Supported Not supported Unverified

SendGrid and Mailgun both offer mature email APIs with REST and SMTP delivery. Mailgun ships an official MCP server. SendGrid does not. Mailgun also provides more expressive inbound routing. SendGrid wins on per-endpoint credential scoping.

Where Mailgun wins

  • MCP server for agent tool calls. Mailgun ships an official MCP server. SendGrid has no documented MCP server. MCP agents can invoke Mailgun operations as tool calls without building an adapter. Integrating SendGrid requires writing a custom adapter.

  • Inbound Routes with filter expressions. Mailgun Routes filter inbound email at the provider before routing to an agent endpoint. Filter expressions like match_recipient("support\\+(.*)@yourdomain.com") route only matching messages to the configured URL or S3 store. The agent receives pre-filtered messages instead of every incoming email on the domain. SendGrid's Inbound Parse Webhook delivers structured JSON for all incoming email on a configured MX domain. Routing happens in the consumer. Agents must read every message and apply routing logic themselves.

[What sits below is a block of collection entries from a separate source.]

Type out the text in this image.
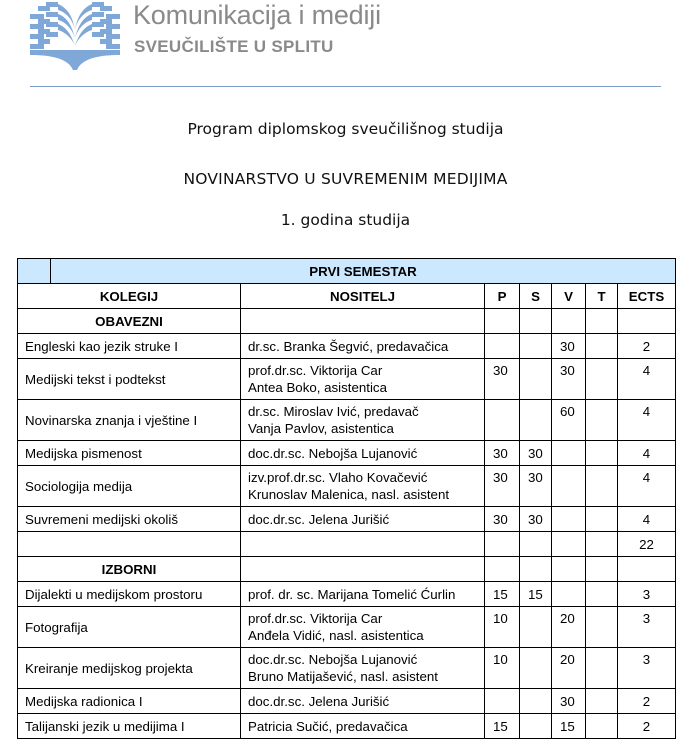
Komunikacija i mediji
SVEUČILIŠTE U SPLITU
Program diplomskog sveučilišnog studija
NOVINARSTVO U SUVREMENIM MEDIJIMA
1. godina studija
	PRVI SEMESTAR						
KOLEGIJ		NOSITELJ	P	S	V	T	ECTS
OBAVEZNI							
Engleski kao jezik struke I		dr.sc. Branka Šegvić, predavačica			30		2
Medijski tekst i podtekst		prof.dr.sc. Viktorija Car
Antea Boko, asistentica	30		30		4
Novinarska znanja i vještine I		dr.sc. Miroslav Ivić, predavač
Vanja Pavlov, asistentica			60		4
Medijska pismenost		doc.dr.sc. Nebojša Lujanović	30	30			4
Sociologija medija		izv.prof.dr.sc. Vlaho Kovačević
Krunoslav Malenica, nasl. asistent	30	30			4
Suvremeni medijski okoliš		doc.dr.sc. Jelena Jurišić	30	30			4
							22
IZBORNI							
Dijalekti u medijskom prostoru		prof. dr. sc. Marijana Tomelić Ćurlin	15	15			3
Fotografija		prof.dr.sc. Viktorija Car
Anđela Vidić, nasl. asistentica	10		20		3
Kreiranje medijskog projekta		doc.dr.sc. Nebojša Lujanović
Bruno Matijašević, nasl. asistent	10		20		3
Medijska radionica I		doc.dr.sc. Jelena Jurišić			30		2
Talijanski jezik u medijima I		Patricia Sučić, predavačica	15		15		2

  • Domain Sending Keys for minimal-privilege credentials. Mailgun Domain Sending Keys are per-domain, send-only credentials that cannot access logs, routes, suppressions, or account management. This is a named, first-class credential type for send-only access. Resend and Postmark have comparable constructs. SendGrid's minimum send-scoped key can narrow to "Mail Send" only but draws from the same key type as broader administrative keys.

Where SendGrid wins

  • Per-endpoint API key scoping. SendGrid custom API keys restrict to specific endpoints. A key can scope to "Mail Send" with read-only "Suppressions" access. Agents monitoring bounces can send and read lists with one key that cannot create templates or modify contact lists. Mailgun offers Domain Sending Keys (send-only, per-domain) and standard API keys with role-based access. It does not offer the same per-endpoint mix-and-match capability.

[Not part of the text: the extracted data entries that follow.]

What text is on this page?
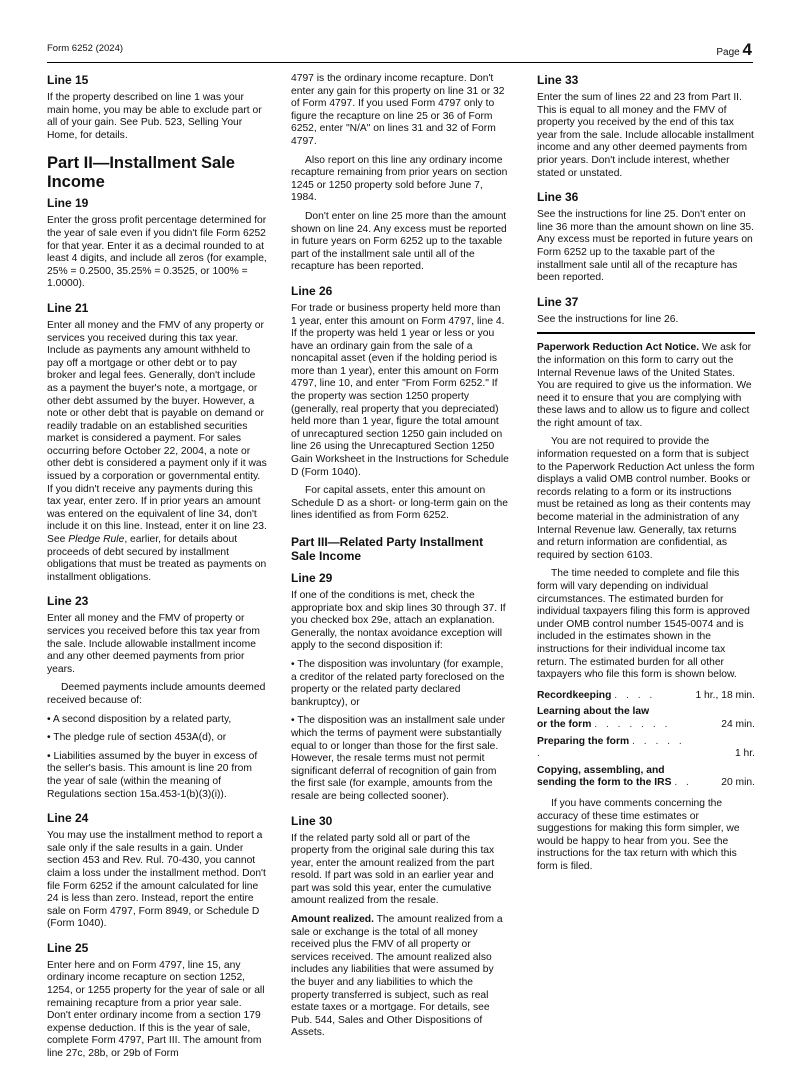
Form 6252 (2024)	Page 4
Line 15

If the property described on line 1 was your main home, you may be able to exclude part or all of your gain. See Pub. 523, Selling Your Home, for details.

Part II—Installment Sale Income
Line 19

Enter the gross profit percentage determined for the year of sale even if you didn't file Form 6252 for that year. Enter it as a decimal rounded to at least 4 digits, and include all zeros (for example, 25% = 0.2500, 35.25% = 0.3525, or 100% = 1.0000).

Line 21

Enter all money and the FMV of any property or services you received during this tax year. Include as payments any amount withheld to pay off a mortgage or other debt or to pay broker and legal fees. Generally, don't include as a payment the buyer's note, a mortgage, or other debt assumed by the buyer. However, a note or other debt that is payable on demand or readily tradable on an established securities market is considered a payment. For sales occurring before October 22, 2004, a note or other debt is considered a payment only if it was issued by a corporation or governmental entity. If you didn't receive any payments during this tax year, enter zero. If in prior years an amount was entered on the equivalent of line 34, don't include it on this line. Instead, enter it on line 23. See Pledge Rule, earlier, for details about proceeds of debt secured by installment obligations that must be treated as payments on installment obligations.

Line 23

Enter all money and the FMV of property or services you received before this tax year from the sale. Include allowable installment income and any other deemed payments from prior years.

Deemed payments include amounts deemed received because of:

• A second disposition by a related party,

• The pledge rule of section 453A(d), or

• Liabilities assumed by the buyer in excess of the seller's basis. This amount is line 20 from the year of sale (within the meaning of Regulations section 15a.453-1(b)(3)(i)).

Line 24

You may use the installment method to report a sale only if the sale results in a gain. Under section 453 and Rev. Rul. 70-430, you cannot claim a loss under the installment method. Don't file Form 6252 if the amount calculated for line 24 is less than zero. Instead, report the entire sale on Form 4797, Form 8949, or Schedule D (Form 1040).

Line 25

Enter here and on Form 4797, line 15, any ordinary income recapture on section 1252, 1254, or 1255 property for the year of sale or all remaining recapture from a prior year sale. Don't enter ordinary income from a section 179 expense deduction. If this is the year of sale, complete Form 4797, Part III. The amount from line 27c, 28b, or 29b of Form

4797 is the ordinary income recapture. Don't enter any gain for this property on line 31 or 32 of Form 4797. If you used Form 4797 only to figure the recapture on line 25 or 36 of Form 6252, enter "N/A" on lines 31 and 32 of Form 4797.

Also report on this line any ordinary income recapture remaining from prior years on section 1245 or 1250 property sold before June 7, 1984.

Don't enter on line 25 more than the amount shown on line 24. Any excess must be reported in future years on Form 6252 up to the taxable part of the installment sale until all of the recapture has been reported.

Line 26

For trade or business property held more than 1 year, enter this amount on Form 4797, line 4. If the property was held 1 year or less or you have an ordinary gain from the sale of a noncapital asset (even if the holding period is more than 1 year), enter this amount on Form 4797, line 10, and enter "From Form 6252." If the property was section 1250 property (generally, real property that you depreciated) held more than 1 year, figure the total amount of unrecaptured section 1250 gain included on line 26 using the Unrecaptured Section 1250 Gain Worksheet in the Instructions for Schedule D (Form 1040).

For capital assets, enter this amount on Schedule D as a short- or long-term gain on the lines identified as from Form 6252.

Part III—Related Party Installment Sale Income
Line 29

If one of the conditions is met, check the appropriate box and skip lines 30 through 37. If you checked box 29e, attach an explanation. Generally, the nontax avoidance exception will apply to the second disposition if:

• The disposition was involuntary (for example, a creditor of the related party foreclosed on the property or the related party declared bankruptcy), or

• The disposition was an installment sale under which the terms of payment were substantially equal to or longer than those for the first sale. However, the resale terms must not permit significant deferral of recognition of gain from the first sale (for example, amounts from the resale are being collected sooner).

Line 30

If the related party sold all or part of the property from the original sale during this tax year, enter the amount realized from the part resold. If part was sold in an earlier year and part was sold this year, enter the cumulative amount realized from the resale.

Amount realized. The amount realized from a sale or exchange is the total of all money received plus the FMV of all property or services received. The amount realized also includes any liabilities that were assumed by the buyer and any liabilities to which the property transferred is subject, such as real estate taxes or a mortgage. For details, see Pub. 544, Sales and Other Dispositions of Assets.

Line 33

Enter the sum of lines 22 and 23 from Part II. This is equal to all money and the FMV of property you received by the end of this tax year from the sale. Include allocable installment income and any other deemed payments from prior years. Don't include interest, whether stated or unstated.

Line 36

See the instructions for line 25. Don't enter on line 36 more than the amount shown on line 35. Any excess must be reported in future years on Form 6252 up to the taxable part of the installment sale until all of the recapture has been reported.

Line 37

See the instructions for line 26.

Paperwork Reduction Act Notice. We ask for the information on this form to carry out the Internal Revenue laws of the United States. You are required to give us the information. We need it to ensure that you are complying with these laws and to allow us to figure and collect the right amount of tax.

You are not required to provide the information requested on a form that is subject to the Paperwork Reduction Act unless the form displays a valid OMB control number. Books or records relating to a form or its instructions must be retained as long as their contents may become material in the administration of any Internal Revenue law. Generally, tax returns and return information are confidential, as required by section 6103.

The time needed to complete and file this form will vary depending on individual circumstances. The estimated burden for individual taxpayers filing this form is approved under OMB control number 1545-0074 and is included in the estimates shown in the instructions for their individual income tax return. The estimated burden for all other taxpayers who file this form is shown below.

Recordkeeping . . . .	1 hr., 18 min.
Learning about the law
or the form . . . . . . .	24 min.
Preparing the form . . . . . .	1 hr.
Copying, assembling, and
sending the form to the IRS . .	20 min.

If you have comments concerning the accuracy of these time estimates or suggestions for making this form simpler, we would be happy to hear from you. See the instructions for the tax return with which this form is filed.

  • Marketing Campaigns and list management. SendGrid includes Marketing Campaigns with contact list management, segmentation, and single sends via API. Agents managing subscriber lists can operate both surfaces through a single provider. Mailgun focuses on transactional and bulk sending. Its contact list and marketing capabilities are less mature.

The agentic difference

Mailgun's MCP server is the decisive advantage. Agents can invoke email operations as tool calls without building an adapter. Mailgun's inbound Routes provide filter-at-source routing that reduces agent-side processing. Only relevant messages are delivered to the handler. SendGrid requires custom MCP integration and handles all inbound routing inside consumer code.

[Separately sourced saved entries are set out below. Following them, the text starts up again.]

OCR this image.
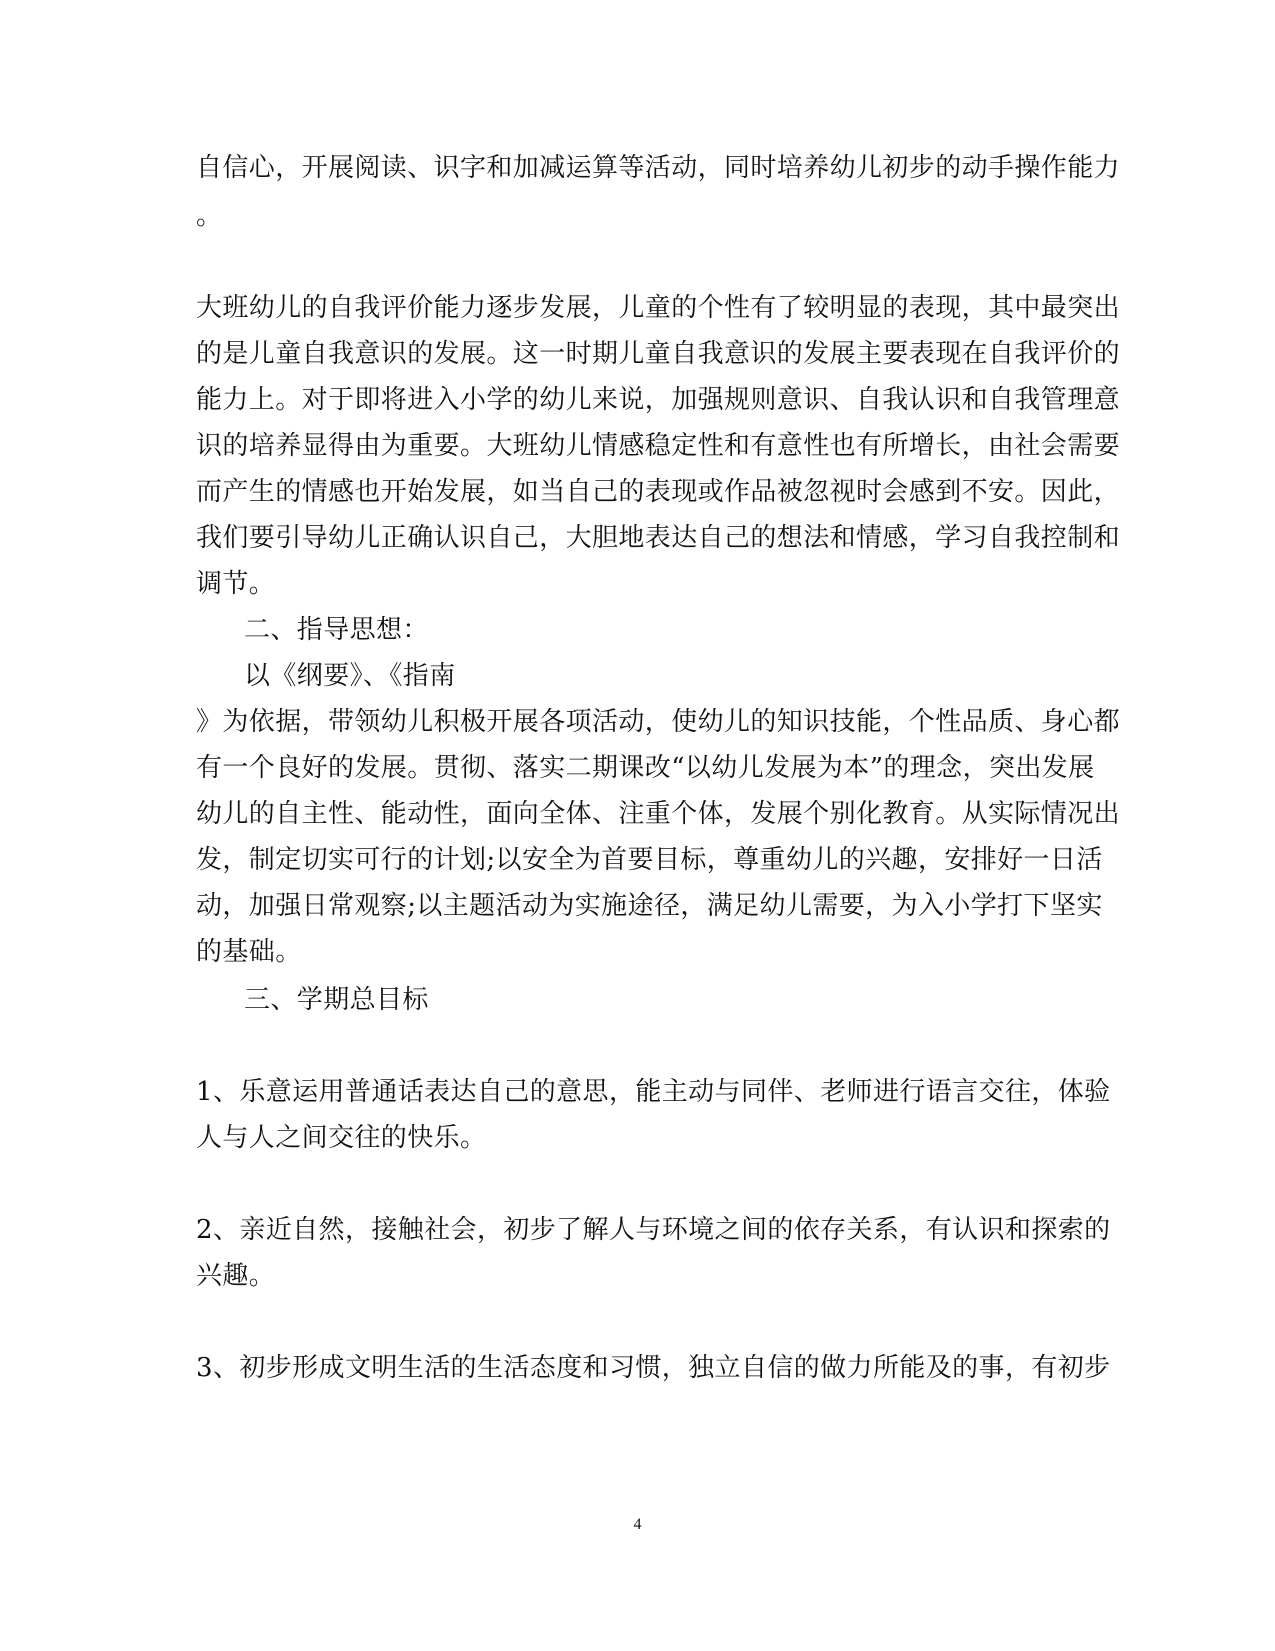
自信心，开展阅读、识字和加减运算等活动，同时培养幼儿初步的动手操作能力
。
大班幼儿的自我评价能力逐步发展，儿童的个性有了较明显的表现，其中最突出
的是儿童自我意识的发展。这一时期儿童自我意识的发展主要表现在自我评价的
能力上。对于即将进入小学的幼儿来说，加强规则意识、自我认识和自我管理意
识的培养显得由为重要。大班幼儿情感稳定性和有意性也有所增长，由社会需要
而产生的情感也开始发展，如当自己的表现或作品被忽视时会感到不安。因此，
我们要引导幼儿正确认识自己，大胆地表达自己的想法和情感，学习自我控制和
调节。
二、指导思想：
以《纲要》、《指南
》为依据，带领幼儿积极开展各项活动，使幼儿的知识技能，个性品质、身心都
有一个良好的发展。贯彻、落实二期课改“以幼儿发展为本”的理念，突出发展
幼儿的自主性、能动性，面向全体、注重个体，发展个别化教育。从实际情况出
发，制定切实可行的计划;以安全为首要目标，尊重幼儿的兴趣，安排好一日活
动，加强日常观察;以主题活动为实施途径，满足幼儿需要，为入小学打下坚实
的基础。
三、学期总目标
1、乐意运用普通话表达自己的意思，能主动与同伴、老师进行语言交往，体验
人与人之间交往的快乐。
2、亲近自然，接触社会，初步了解人与环境之间的依存关系，有认识和探索的
兴趣。
3、初步形成文明生活的生活态度和习惯，独立自信的做力所能及的事，有初步
4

SendGrid's per-endpoint API key model is more nuanced than Mailgun's. An agent can cover send plus suppression-read without covering template management. This matters for agents monitoring deliverability. For agents managing marketing lists, SendGrid covers both surfaces in one provider. Neither removes the need to build a custom MCP adapter for SendGrid.

When to pick which

  • Pick Mailgun when MCP tool-call surface is required without custom implementation. Pick Mailgun when inbound email routing with filter expressions reduces agent-side routing logic.

  • Pick SendGrid when per-endpoint API key scoping with read-only suppression access is required. Pick SendGrid when the agent also manages marketing contact lists and you can build MCP integration custom.